Easier to stomach than Let England Shake because the critics weren’t toppling over themselves this time around.
Still too lazy to review that record but shit, you’da thunk the critical hosannas would have died down after five years – “groundbreaking?” There was nothing groundbreaking about PJ Harvey’s depiction of war over the folk sound of the autoharp (recalling Joni Mitchell); certainly not when she took the military horns out of the Byrds’ “Draft Morning” and hammed it the fuck up, or when she leveraged an anthem for youth for her purposes on a song with the word “Maketh” in its title. Those were two of that album’s singles.
Supposedly, The Hope Sex Demolition Project ups the politics from Let England Shake to the now while returning to the blistering guitar of the first half of her discography, while retaining a slight folksy feel; a lot of those male backing vocals are present here. Sounds good right it? At least, in theory: PJ Harvey hasn’t made a great one in sixteen years now, mostly because she’s abandoned a lot of the physical power that made her worth listening to. But, simply put, some of this doesn’t sound good: the lurching blues rock of “The Ministry of Defence” doesn’t shed its stiltedness until a shronking saxophone comes in near the back half to fill in the empty space; “Near the Memorials to Vietnam and Lincoln” seems to be a carrying case for its hook, which is over-stuffed (the verses otherwise feature a haunting piano line that you can get elsewhere in her own discography).
And then there’s the issue of PJ Harvey’s “politics” and other people’s responses to it. I don’t have a problem with musicians getting political on their record; one of the best albums of last year was a deeply political one, and if they want to write songs about real issues to lend their songs gravity, then go for it. My issue with the politics of The Hope Six Demolition Project is how textbook it is, similar to the depictions of war in the aforementioned Let England Shake. “Medicinals,” which follows one of the album’s worst songs (“Memorials”) and then one of the album’s most inconsequential (“The Orange Monkey”), has her harmonizing over a saxophone riff in the verses and then a call and a response chorus that’s one of the album’s catchiest. All good stuff, but PJ Harvey’s commentary on alcoholism as “a new painkiller” for the native people, thrown in at the very end of the song, doesn’t actually comment on anything. Nor does the opener, which has gotten itself a lot of attention: I get the feeling that PJ Harvey doesn’t think a Wal-Mart being built in a poor community (with drug addicts and a school that “just looks like a shithole”) will fix that community’s problems but how would I know, though? She doesn’t take stances throughout the album, and let me just say, Wal-Mart probably will do more good for the community any alternative, given recent CSR strategies. Doesn’t help PJ’s case that the line sounds like she just finished listening to Laurie Anderson’s “Big Science,” the one that goes “We’ll just take a right where they’re going to build that new shopping mall.”

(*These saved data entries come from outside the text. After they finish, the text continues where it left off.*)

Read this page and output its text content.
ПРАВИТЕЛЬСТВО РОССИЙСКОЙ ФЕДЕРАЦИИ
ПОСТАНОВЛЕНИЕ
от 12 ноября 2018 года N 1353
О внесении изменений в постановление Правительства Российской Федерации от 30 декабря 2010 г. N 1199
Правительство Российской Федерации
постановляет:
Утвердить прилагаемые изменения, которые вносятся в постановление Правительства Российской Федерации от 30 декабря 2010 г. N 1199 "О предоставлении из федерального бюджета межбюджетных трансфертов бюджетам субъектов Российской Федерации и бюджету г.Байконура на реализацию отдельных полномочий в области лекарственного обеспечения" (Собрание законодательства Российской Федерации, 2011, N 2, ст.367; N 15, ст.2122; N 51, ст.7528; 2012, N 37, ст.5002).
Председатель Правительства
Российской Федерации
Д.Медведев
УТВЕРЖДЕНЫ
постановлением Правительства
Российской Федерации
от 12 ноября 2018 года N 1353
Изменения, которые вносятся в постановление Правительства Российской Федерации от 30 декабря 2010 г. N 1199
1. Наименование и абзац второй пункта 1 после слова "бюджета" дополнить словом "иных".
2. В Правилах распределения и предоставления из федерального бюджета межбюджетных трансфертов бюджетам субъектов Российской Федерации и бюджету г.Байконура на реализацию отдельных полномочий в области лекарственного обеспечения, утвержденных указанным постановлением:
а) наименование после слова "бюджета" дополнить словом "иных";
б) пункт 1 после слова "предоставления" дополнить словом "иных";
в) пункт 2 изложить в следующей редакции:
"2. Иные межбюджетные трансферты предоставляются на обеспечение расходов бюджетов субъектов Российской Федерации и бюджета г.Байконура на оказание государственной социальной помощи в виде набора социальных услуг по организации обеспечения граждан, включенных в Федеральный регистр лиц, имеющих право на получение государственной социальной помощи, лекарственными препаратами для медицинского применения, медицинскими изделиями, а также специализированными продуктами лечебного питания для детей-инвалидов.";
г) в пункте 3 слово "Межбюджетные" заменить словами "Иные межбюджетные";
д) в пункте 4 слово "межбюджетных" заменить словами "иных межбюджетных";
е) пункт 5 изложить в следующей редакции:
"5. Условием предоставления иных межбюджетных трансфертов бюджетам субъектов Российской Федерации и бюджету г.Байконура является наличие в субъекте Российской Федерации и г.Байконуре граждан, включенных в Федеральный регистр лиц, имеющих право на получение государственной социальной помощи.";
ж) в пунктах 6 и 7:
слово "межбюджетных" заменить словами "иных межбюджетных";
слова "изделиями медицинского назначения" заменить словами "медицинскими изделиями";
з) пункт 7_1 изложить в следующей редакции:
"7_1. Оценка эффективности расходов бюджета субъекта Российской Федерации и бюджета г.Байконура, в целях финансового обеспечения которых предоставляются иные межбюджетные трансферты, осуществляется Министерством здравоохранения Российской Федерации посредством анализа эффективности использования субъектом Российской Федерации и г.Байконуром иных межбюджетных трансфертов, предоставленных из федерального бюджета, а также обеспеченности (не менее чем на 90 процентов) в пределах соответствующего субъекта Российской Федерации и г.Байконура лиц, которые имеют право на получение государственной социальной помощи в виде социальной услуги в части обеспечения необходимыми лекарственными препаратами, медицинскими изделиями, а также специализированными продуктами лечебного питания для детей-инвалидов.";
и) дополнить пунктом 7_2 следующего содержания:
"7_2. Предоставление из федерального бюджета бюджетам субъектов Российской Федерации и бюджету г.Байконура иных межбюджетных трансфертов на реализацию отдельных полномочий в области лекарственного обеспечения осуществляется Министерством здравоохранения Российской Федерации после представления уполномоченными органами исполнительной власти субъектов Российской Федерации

Speaking of Ms. Anderson, put it this way: PJ Harvey’s lyrics here sound like Lou Reed’s, that is, they took notes on the world that they saw around them. There weren’t any solutions offered, merely “this is how some people live in the world that you might not know.” There’s a nice bit in “Chain of Keys” where the male backing vocals drop out and PJ Harvey’s left to sing – and she sings it so well – “The neighbours won’t be coming back” and “Fifteen houses falling down,” a reference to men who died in the Kosovo War. But see, the problem between the two lyricists – one an accidentally great poet and the other turned Super-Serious about her non-poetry in the last half-decade – is that Lou Reed’s note-taking was evocative and made you care about the characters he wrote about. By comparison, the Native American in “Medicinals” and the beggar-child of “Dollar, Dollar” are non-entities, only to service the musical good, while you wouldn’t know what inspired “Chain of Keys” unless PJ Harvey told you outside of the song.
Still, this isn’t a bad record: there’s a handful of good songs here: there’s some particularly breathtaking flickers to falsetto in “A Line in the Sand” and “Chain of Keys”; the deeper, male backing vocals in “River Anacostia” ground PJ Harvey’s airier singing (as opposed to the rest of the record, where they’re doing nothing particular of note). And curiously, the highlights here come in batches of three: the record ends with its best songs. “The Ministry of Social Affairs” renders “Ministry of Defence” completely obsolete by using the same trick – building up a blues rock song and eventually incorporating a blistering saxophone solo – butnot sounding bad. Similarly, she tries to take you to Afghanistan with her on “Dollar, Dollar,” the starkest tracks on the album with only a light beat and a backing vocal hook singing the title’s tracks that gives the child a voice that he otherwise doesn’t have.
And then there’s “The Wheel,” which has fast-paced handclaps adding momentum and the sear of an electric guitar that the album could’ve desperately used more of (what a misleading lead single). My favorite bit: PJ Harvey’s coda where she sings “And watch them fade out” while the song – and the 28,000 dead – refuse to do anything but.
All-in-all, I think a B’s fitting. That’s about the same score the last one deserves too.